I am also of course using my eyes to look at the laptop, and my eyes also contain lenses of course. Interestingly, these are also made of a high index material – for just the same reason. Both my eyes and glasses need to bend light and the basic rules of optics mean that you need transparent materials with high indices to do this.
I don’t actually know how manufacturers of glasses make high-index lenses, but I am reading a paper by Zhao, Magone and Schuck on how we and other animals have evolved high-index lenses in our eyes. This is actually quite a feat as evolution has pretty poor materials to work with. The lenses in glasses (as opposed to the ones in our eyes) can be made from plastics with an index of around 1.7 – an index of 1 does not bend light at all and 1.7 is quite far from 1 and so bends light a lot.
But our tissues are mostly water and water has a comparatively rubbish index of 1.33 – it doesn’t bend light very much. Now our bodies also contain lots of proteins and adding proteins to water increases the index. So it appears that the cells in our eyes have evolved to have a relatively high index via two ways: the first is that they are absolutely packed with protein, to maximise the increase in index due to the protein. The second is that proteins in the lenses themselves have evolved to have unusually large amounts of sulphur – which also tends to increase the index.

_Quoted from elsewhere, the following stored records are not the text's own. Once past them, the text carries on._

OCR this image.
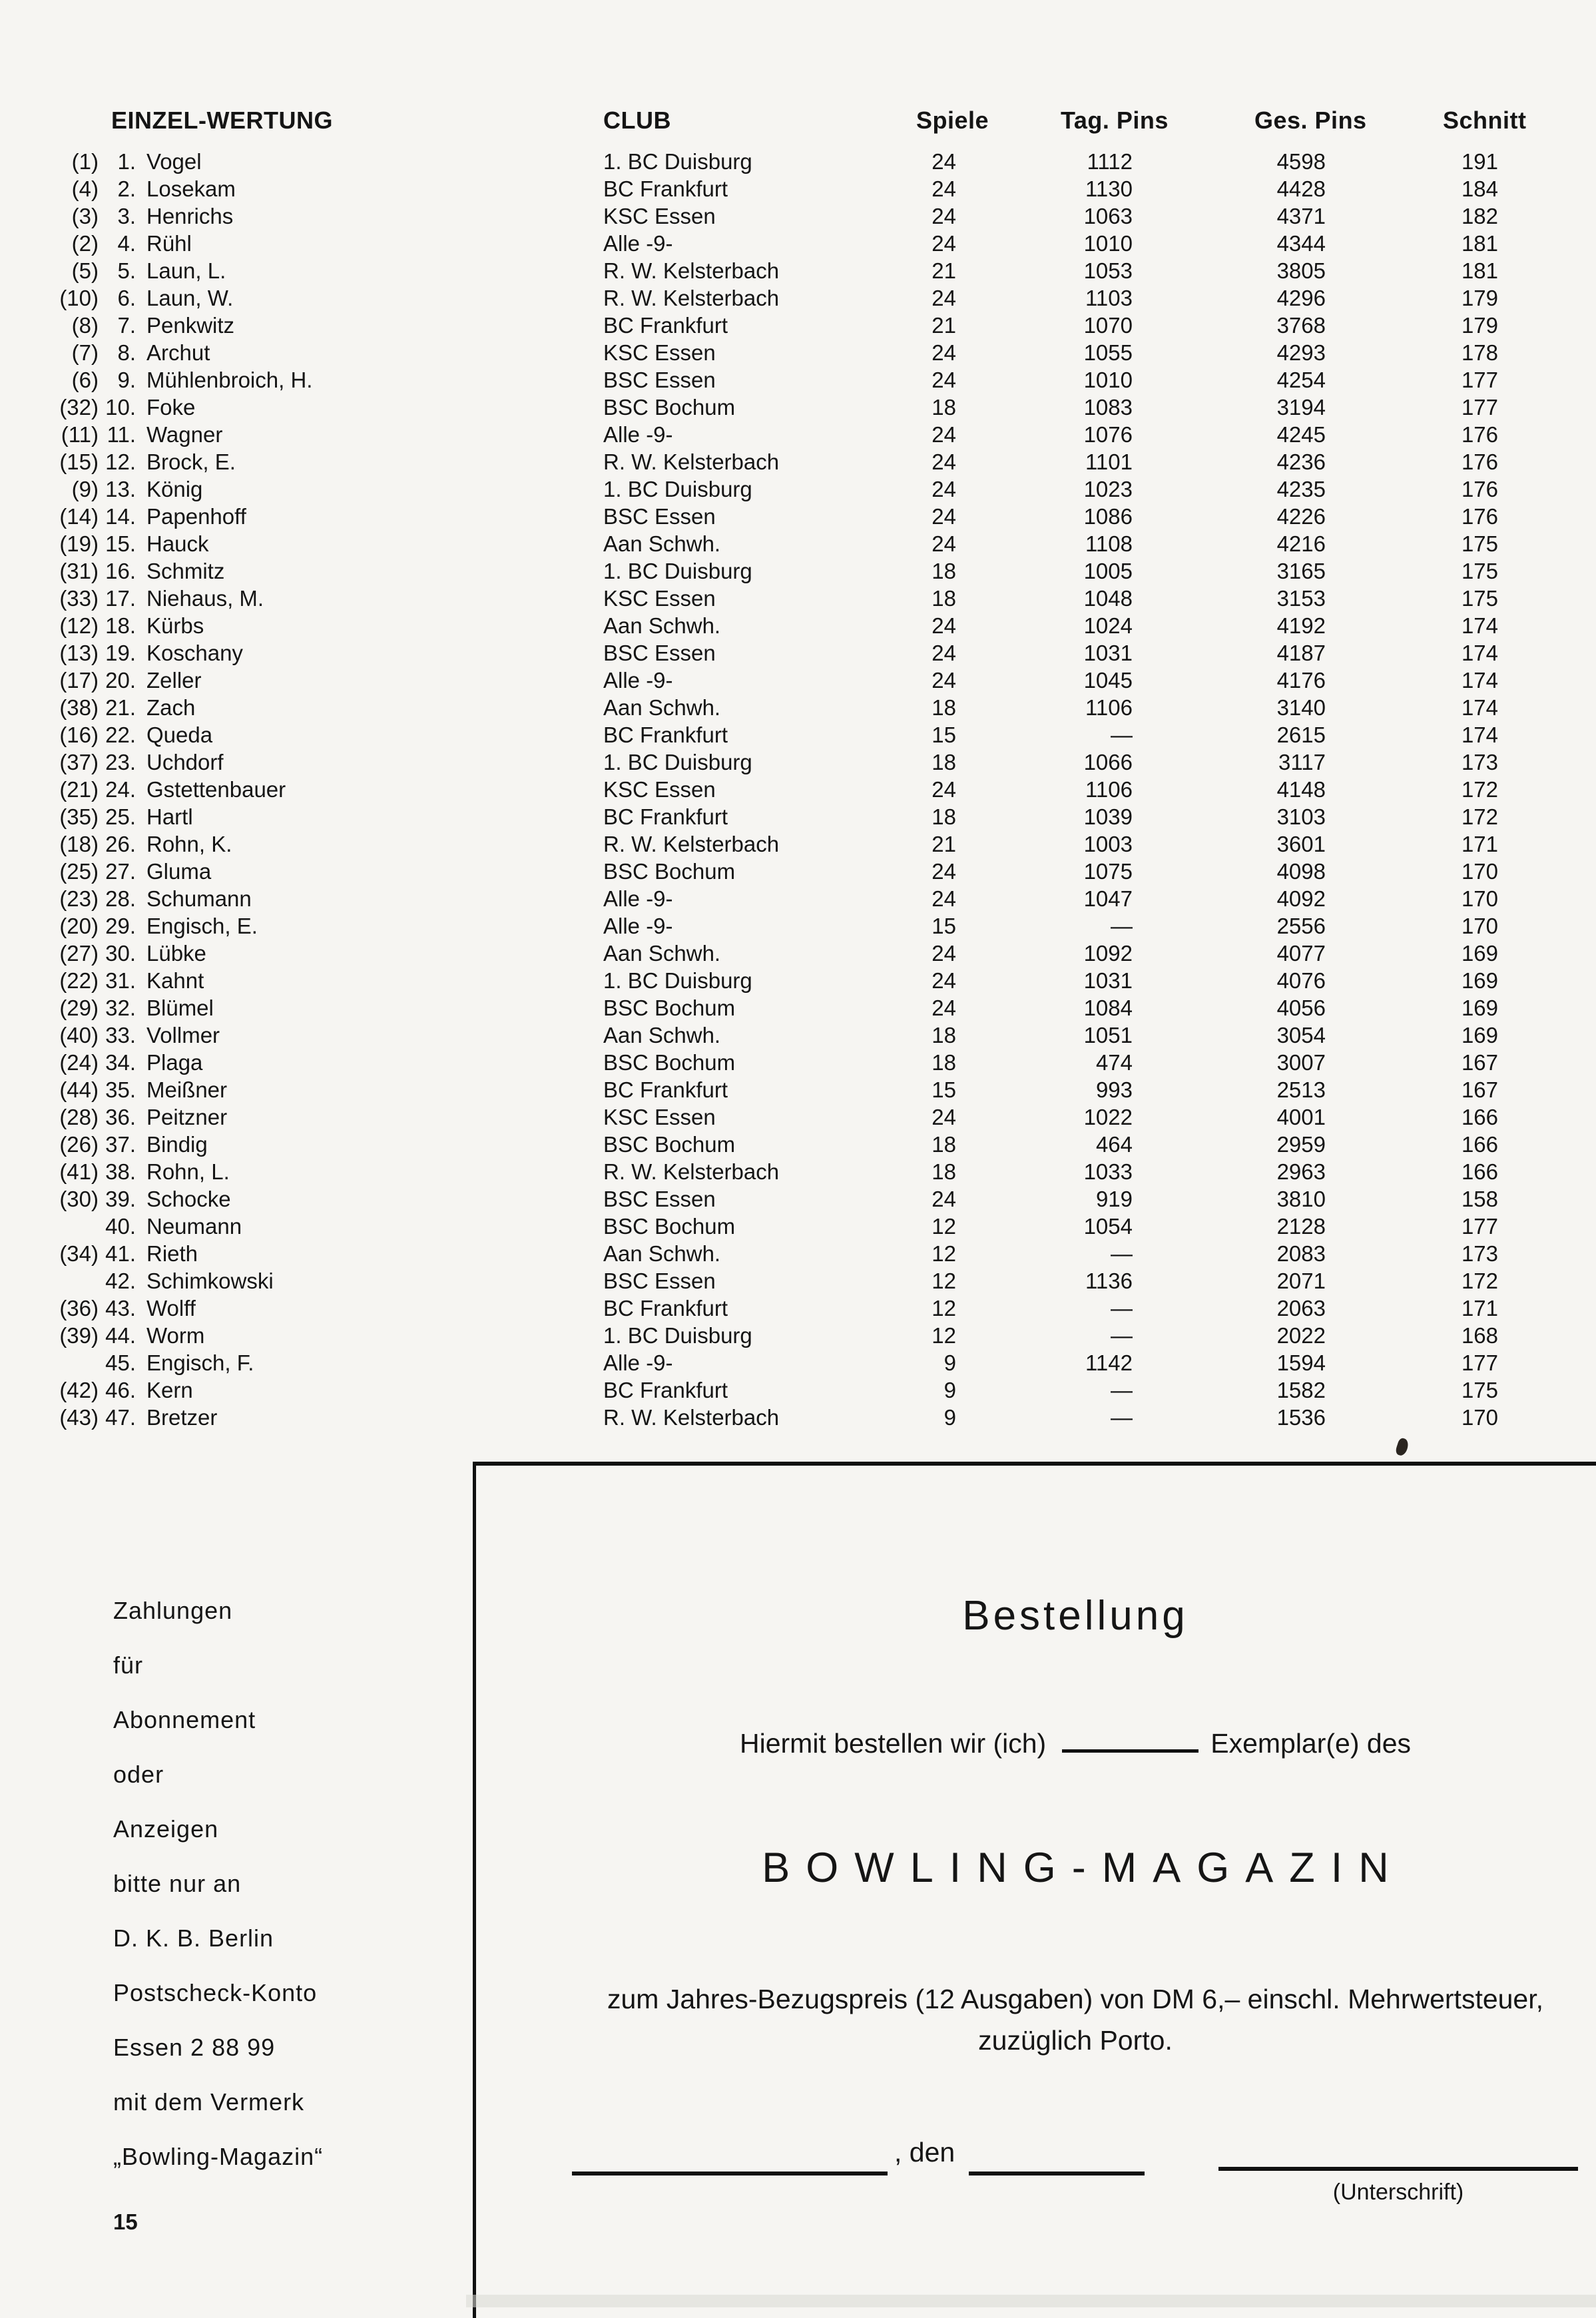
EINZEL-WERTUNG	CLUB	Spiele	Tag. Pins	Ges. Pins	Schnitt
(1) 1. Vogel	1. BC Duisburg	24	1112	4598	191
(4) 2. Losekam	BC Frankfurt	24	1130	4428	184
(3) 3. Henrichs	KSC Essen	24	1063	4371	182
(2) 4. Rühl	Alle -9-	24	1010	4344	181
(5) 5. Laun, L.	R. W. Kelsterbach	21	1053	3805	181
(10) 6. Laun, W.	R. W. Kelsterbach	24	1103	4296	179
(8) 7. Penkwitz	BC Frankfurt	21	1070	3768	179
(7) 8. Archut	KSC Essen	24	1055	4293	178
(6) 9. Mühlenbroich, H.	BSC Essen	24	1010	4254	177
(32) 10. Foke	BSC Bochum	18	1083	3194	177
(11) 11. Wagner	Alle -9-	24	1076	4245	176
(15) 12. Brock, E.	R. W. Kelsterbach	24	1101	4236	176
(9) 13. König	1. BC Duisburg	24	1023	4235	176
(14) 14. Papenhoff	BSC Essen	24	1086	4226	176
(19) 15. Hauck	Aan Schwh.	24	1108	4216	175
(31) 16. Schmitz	1. BC Duisburg	18	1005	3165	175
(33) 17. Niehaus, M.	KSC Essen	18	1048	3153	175
(12) 18. Kürbs	Aan Schwh.	24	1024	4192	174
(13) 19. Koschany	BSC Essen	24	1031	4187	174
(17) 20. Zeller	Alle -9-	24	1045	4176	174
(38) 21. Zach	Aan Schwh.	18	1106	3140	174
(16) 22. Queda	BC Frankfurt	15	—	2615	174
(37) 23. Uchdorf	1. BC Duisburg	18	1066	3117	173
(21) 24. Gstettenbauer	KSC Essen	24	1106	4148	172
(35) 25. Hartl	BC Frankfurt	18	1039	3103	172
(18) 26. Rohn, K.	R. W. Kelsterbach	21	1003	3601	171
(25) 27. Gluma	BSC Bochum	24	1075	4098	170
(23) 28. Schumann	Alle -9-	24	1047	4092	170
(20) 29. Engisch, E.	Alle -9-	15	—	2556	170
(27) 30. Lübke	Aan Schwh.	24	1092	4077	169
(22) 31. Kahnt	1. BC Duisburg	24	1031	4076	169
(29) 32. Blümel	BSC Bochum	24	1084	4056	169
(40) 33. Vollmer	Aan Schwh.	18	1051	3054	169
(24) 34. Plaga	BSC Bochum	18	474	3007	167
(44) 35. Meißner	BC Frankfurt	15	993	2513	167
(28) 36. Peitzner	KSC Essen	24	1022	4001	166
(26) 37. Bindig	BSC Bochum	18	464	2959	166
(41) 38. Rohn, L.	R. W. Kelsterbach	18	1033	2963	166
(30) 39. Schocke	BSC Essen	24	919	3810	158
40. Neumann	BSC Bochum	12	1054	2128	177
(34) 41. Rieth	Aan Schwh.	12	—	2083	173
42. Schimkowski	BSC Essen	12	1136	2071	172
(36) 43. Wolff	BC Frankfurt	12	—	2063	171
(39) 44. Worm	1. BC Duisburg	12	—	2022	168
45. Engisch, F.	Alle -9-	9	1142	1594	177
(42) 46. Kern	BC Frankfurt	9	—	1582	175
(43) 47. Bretzer	R. W. Kelsterbach	9	—	1536	170
Zahlungen
für
Abonnement
oder
Anzeigen
bitte nur an
D. K. B. Berlin
Postscheck-Konto
Essen 2 88 99
mit dem Vermerk
„Bowling-Magazin“
15
Bestellung
Hiermit bestellen wir (ich)	Exemplar(e) des
BOWLING-MAGAZIN
zum Jahres-Bezugspreis (12 Ausgaben) von DM 6,– einschl. Mehrwertsteuer,
zuzüglich Porto.
, den
(Unterschrift)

The paper is about the fact that cramming lots of protein into the cells in the lens of eye is potentially problematic: it tends to increase the (osmotic) pressure. This is bad, a high index lens is no good if the cells it is made of are at such high pressure that they tend to explode.
To avoid this it looks like (we are not 100% sure) the proteins have evolved to be a bit sticky, as sticking together would reduce the pressure. A consequence of this may be our tendency to form cataracts – these form when proteins stick together to form domains inside the cell that are hundreds of nanometres across. These domains have a different index from their surroundings and this variation in index causes light to bend constantly as it goes through the lens. All this bending of the light causes the light to pinball around and so makes the lens go milky.
The proteins in octopus eyes are of different evolutionary origin than the ones in our eyes, so I repeat the question in an earlier post: Do octopuses get cataracts? I genuinely don’t know the answer, but I’d love to know.